Resorts: Summer Journey to Saugatuck

Trips across the lake to towns like Saugatuck, St. Joseph, South Haven, and Michigan City were popular with Chicago workers in the early twentieth century. Day, weekend, and even week-long trips to these resorts were easily made by ship from downtown Chicago. Hilda Satt Polacheck, a young Jewish woman who worked in the knitting trades and was an active participant at Hull House, spent the 1911 summer working at the Forward Movement Park in Saugatuck, Michigan. The camp provided vacations for deaf, crippled, and blind children from Chicago. Polacheck described her journey:

It was an overnight trip from Chicago to Michigan, but we were as excited as if we were going to cross the ocean. For some of us it was the first vacation away from Chicago. We had reserved state rooms, one for the boys and one for the girls. There were four bunks in each room. There was little or no sleeping that night. We stayed up on deck, watching the lapping water as the big ship went skimming along. There was a small orchestra on the boat and we danced for a while. We were young and life was beautiful....
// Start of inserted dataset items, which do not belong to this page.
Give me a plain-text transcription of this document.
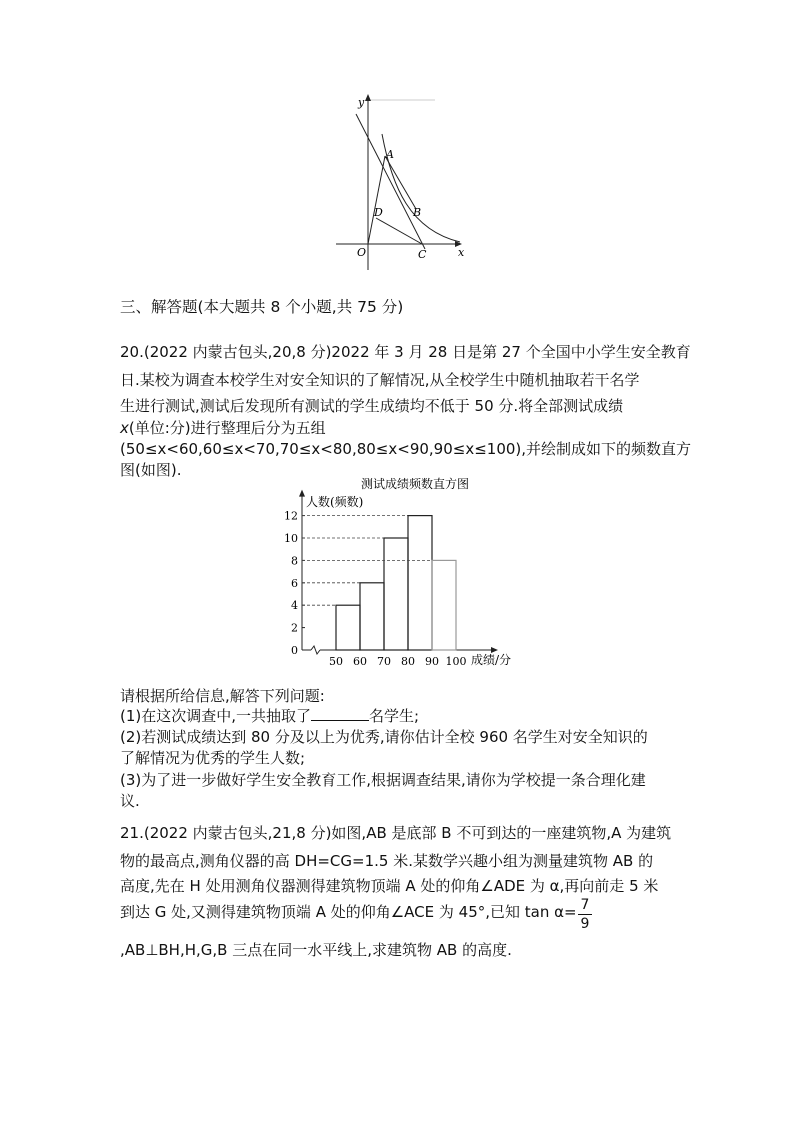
y
A
D	B
O	C	x
三、解答题(本大题共 8 个小题,共 75 分)
20.(2022 内蒙古包头,20,8 分)2022 年 3 月 28 日是第 27 个全国中小学生安全教育
日.某校为调查本校学生对安全知识的了解情况,从全校学生中随机抽取若干名学
生进行测试,测试后发现所有测试的学生成绩均不低于 50 分.将全部测试成绩
x(单位:分)进行整理后分为五组
(50≤x<60,60≤x<70,70≤x<80,80≤x<90,90≤x≤100),并绘制成如下的频数直方
图(如图).
测试成绩频数直方图
人数(频数)
成绩/分
0
2
4
6
8
10
12
50 60 70 80 90 100
请根据所给信息,解答下列问题:
(1)在这次调查中,一共抽取了	名学生;
(2)若测试成绩达到 80 分及以上为优秀,请你估计全校 960 名学生对安全知识的
了解情况为优秀的学生人数;
(3)为了进一步做好学生安全教育工作,根据调查结果,请你为学校提一条合理化建
议.
21.(2022 内蒙古包头,21,8 分)如图,AB 是底部 B 不可到达的一座建筑物,A 为建筑
物的最高点,测角仪器的高 DH=CG=1.5 米.某数学兴趣小组为测量建筑物 AB 的
高度,先在 H 处用测角仪器测得建筑物顶端 A 处的仰角∠ADE 为 α,再向前走 5 米
到达 G 处,又测得建筑物顶端 A 处的仰角∠ACE 为 45°,已知 tan α= 7
9
,AB⊥BH,H,G,B 三点在同一水平线上,求建筑物 AB 的高度.
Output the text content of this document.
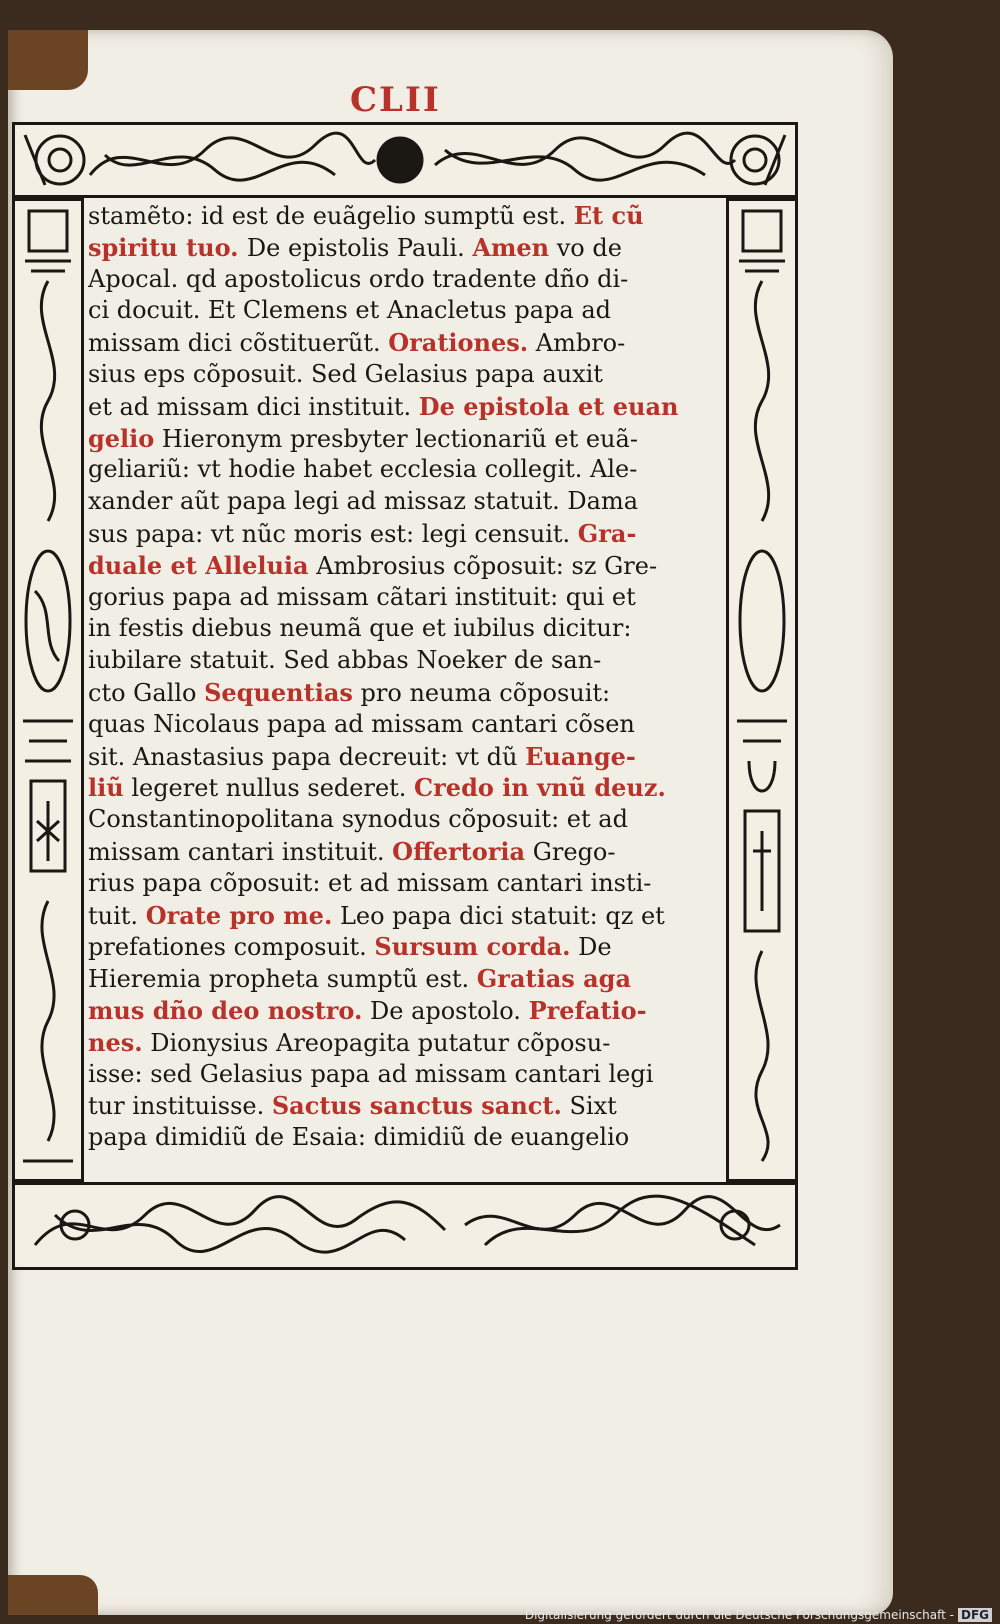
CLII
stamẽto: id est de euãgelio sumptũ est. Et cũ
spiritu tuo. De epistolis Pauli. Amen vo de
Apocal. qd apostolicus ordo tradente dño di-
ci docuit. Et Clemens et Anacletus papa ad
missam dici cõstituerũt. Orationes. Ambro-
sius eps cõposuit. Sed Gelasius papa auxit
et ad missam dici instituit. De epistola et euan
gelio Hieronym presbyter lectionariũ et euã-
geliariũ: vt hodie habet ecclesia collegit. Ale-
xander aũt papa legi ad missaz statuit. Dama
sus papa: vt nũc moris est: legi censuit. Gra-
duale et Alleluia Ambrosius cõposuit: sz Gre-
gorius papa ad missam cãtari instituit: qui et
in festis diebus neumã que et iubilus dicitur:
iubilare statuit. Sed abbas Noeker de san-
cto Gallo Sequentias pro neuma cõposuit:
quas Nicolaus papa ad missam cantari cõsen
sit. Anastasius papa decreuit: vt dũ Euange-
liũ legeret nullus sederet. Credo in vnũ deuz.
Constantinopolitana synodus cõposuit: et ad
missam cantari instituit. Offertoria Grego-
rius papa cõposuit: et ad missam cantari insti-
tuit. Orate pro me. Leo papa dici statuit: qz et
prefationes composuit. Sursum corda. De
Hieremia propheta sumptũ est. Gratias aga
mus dño deo nostro. De apostolo. Prefatio-
nes. Dionysius Areopagita putatur cõposu-
isse: sed Gelasius papa ad missam cantari legi
tur instituisse. Sactus sanctus sanct. Sixt
papa dimidiũ de Esaia: dimidiũ de euangelio
Digitalisierung gefördert durch die Deutsche Forschungsgemeinschaft - DFG
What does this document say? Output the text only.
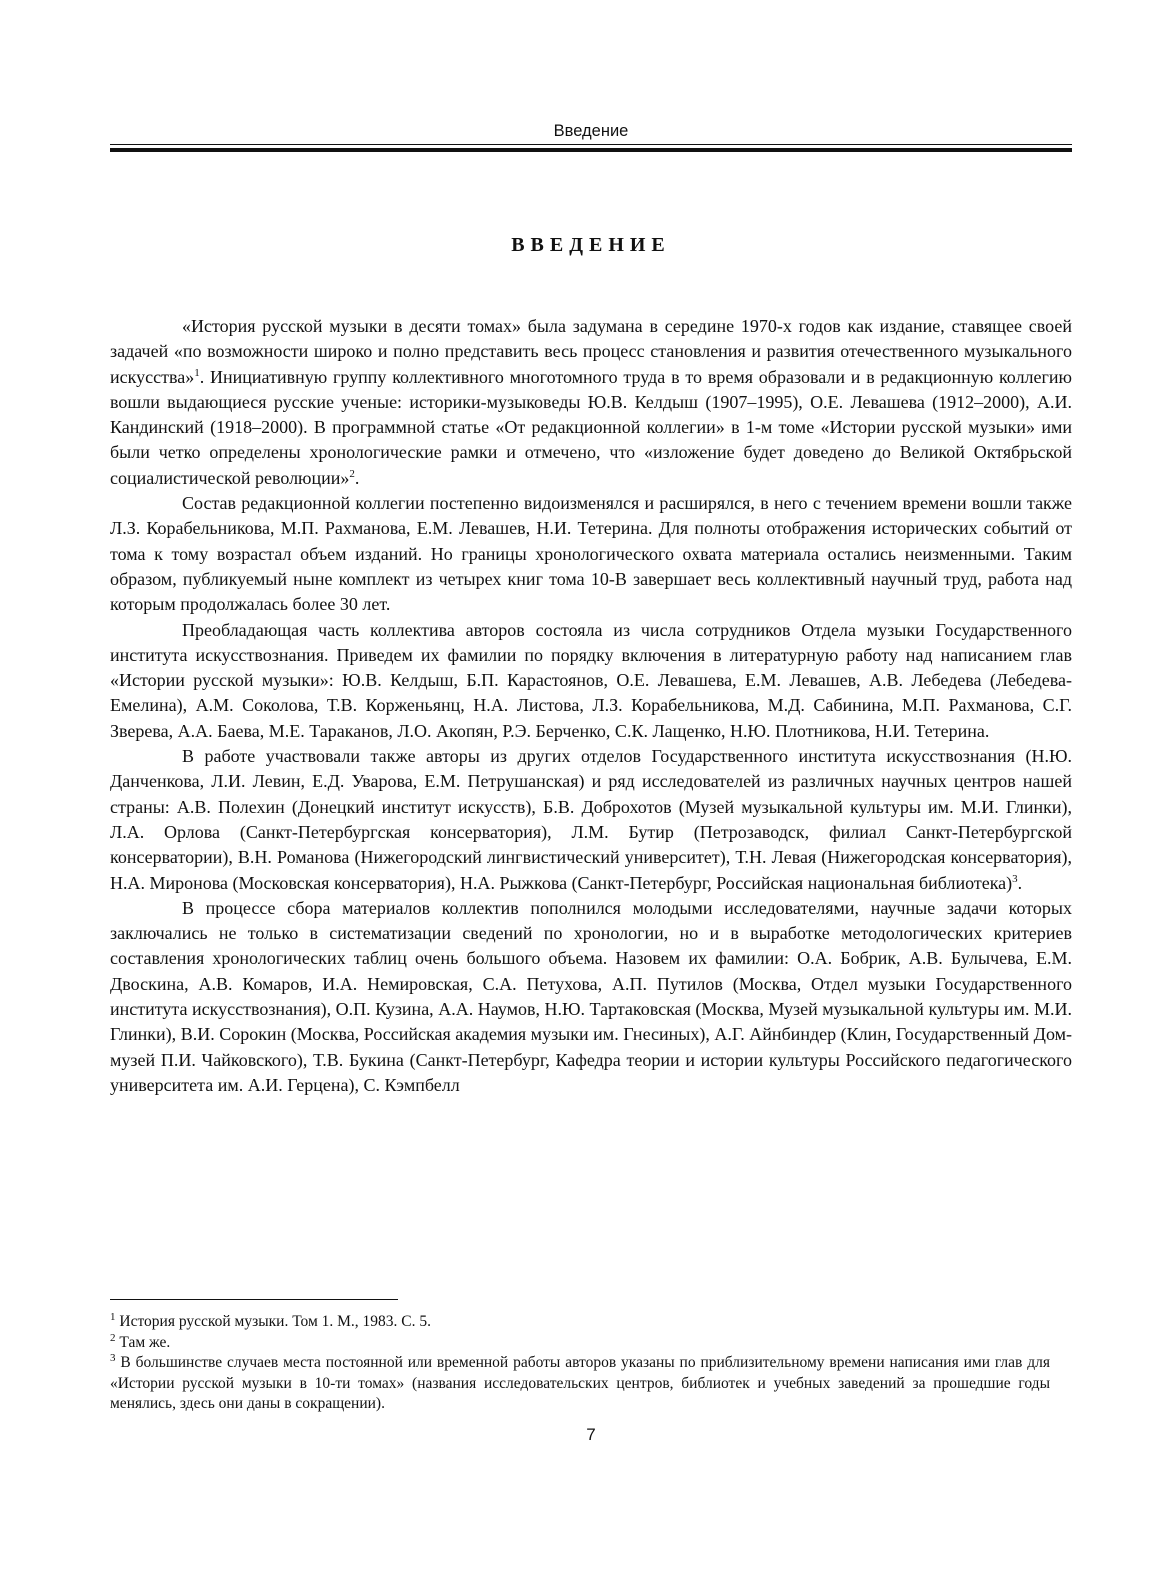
Введение
ВВЕДЕНИЕ

«История русской музыки в десяти томах» была задумана в середине 1970-х годов как издание, ставящее своей задачей «по возможности широко и полно представить весь процесс становления и развития отечественного музыкального искусства»$^1$. Инициативную группу коллективного многотомного труда в то время образовали и в редакционную коллегию вошли выдающиеся русские ученые: историки-музыковеды Ю.В. Келдыш (1907–1995), О.Е. Левашева (1912–2000), А.И. Кандинский (1918–2000). В программной статье «От редакционной коллегии» в 1-м томе «Истории русской музыки» ими были четко определены хронологические рамки и отмечено, что «изложение будет доведено до Великой Октябрьской социалистической революции»$^2$.

Состав редакционной коллегии постепенно видоизменялся и расширялся, в него с течением времени вошли также Л.З. Корабельникова, М.П. Рахманова, Е.М. Левашев, Н.И. Тетерина. Для полноты отображения исторических событий от тома к тому возрастал объем изданий. Но границы хронологического охвата материала остались неизменными. Таким образом, публикуемый ныне комплект из четырех книг тома 10-В завершает весь коллективный научный труд, работа над которым продолжалась более 30 лет.

Преобладающая часть коллектива авторов состояла из числа сотрудников Отдела музыки Государственного института искусствознания. Приведем их фамилии по порядку включения в литературную работу над написанием глав «Истории русской музыки»: Ю.В. Келдыш, Б.П. Карастоянов, О.Е. Левашева, Е.М. Левашев, А.В. Лебедева (Лебедева-Емелина), А.М. Соколова, Т.В. Корженьянц, Н.А. Листова, Л.З. Корабельникова, М.Д. Сабинина, М.П. Рахманова, С.Г. Зверева, А.А. Баева, М.Е. Тараканов, Л.О. Акопян, Р.Э. Берченко, С.К. Лащенко, Н.Ю. Плотникова, Н.И. Тетерина.

В работе участвовали также авторы из других отделов Государственного института искусствознания (Н.Ю. Данченкова, Л.И. Левин, Е.Д. Уварова, Е.М. Петрушанская) и ряд исследователей из различных научных центров нашей страны: А.В. Полехин (Донецкий институт искусств), Б.В. Доброхотов (Музей музыкальной культуры им. М.И. Глинки), Л.А. Орлова (Санкт-Петербургская консерватория), Л.М. Бутир (Петрозаводск, филиал Санкт-Петербургской консерватории), В.Н. Романова (Нижегородский лингвистический университет), Т.Н. Левая (Нижегородская консерватория), Н.А. Миронова (Московская консерватория), Н.А. Рыжкова (Санкт-Петербург, Российская национальная библиотека)$^3$.

В процессе сбора материалов коллектив пополнился молодыми исследователями, научные задачи которых заключались не только в систематизации сведений по хронологии, но и в выработке методологических критериев составления хронологических таблиц очень большого объема. Назовем их фамилии: О.А. Бобрик, А.В. Булычева, Е.М. Двоскина, А.В. Комаров, И.А. Немировская, С.А. Петухова, А.П. Путилов (Москва, Отдел музыки Государственного института искусствознания), О.П. Кузина, А.А. Наумов, Н.Ю. Тартаковская (Москва, Музей музыкальной культуры им. М.И. Глинки), В.И. Сорокин (Москва, Российская академия музыки им. Гнесиных), А.Г. Айнбиндер (Клин, Государственный Дом-музей П.И. Чайковского), Т.В. Букина (Санкт-Петербург, Кафедра теории и истории культуры Российского педагогического университета им. А.И. Герцена), С. Кэмпбелл

$^1$ История русской музыки. Том 1. М., 1983. С. 5.

$^2$ Там же.

$^3$ В большинстве случаев места постоянной или временной работы авторов указаны по приблизительному времени написания ими глав для «Истории русской музыки в 10-ти томах» (названия исследовательских центров, библиотек и учебных заведений за прошедшие годы менялись, здесь они даны в сокращении).

7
Our first view of the Forward Movement Camp was a sight I can never forget. The lake was blue and calm that morning and the sandy beach seemed endless.... The angry whitecaps that I had often seen in Chicago during the stormy weather were hidden in the bosom of the lake. The clouds had been stored in ethereal bags; it was a perfect day!

Polacheck, Hilda Satt. I Came a Stranger: The Story of a Hull-House Girl, ed. Dena J. Polacheck Epstein. 1991, 111–113.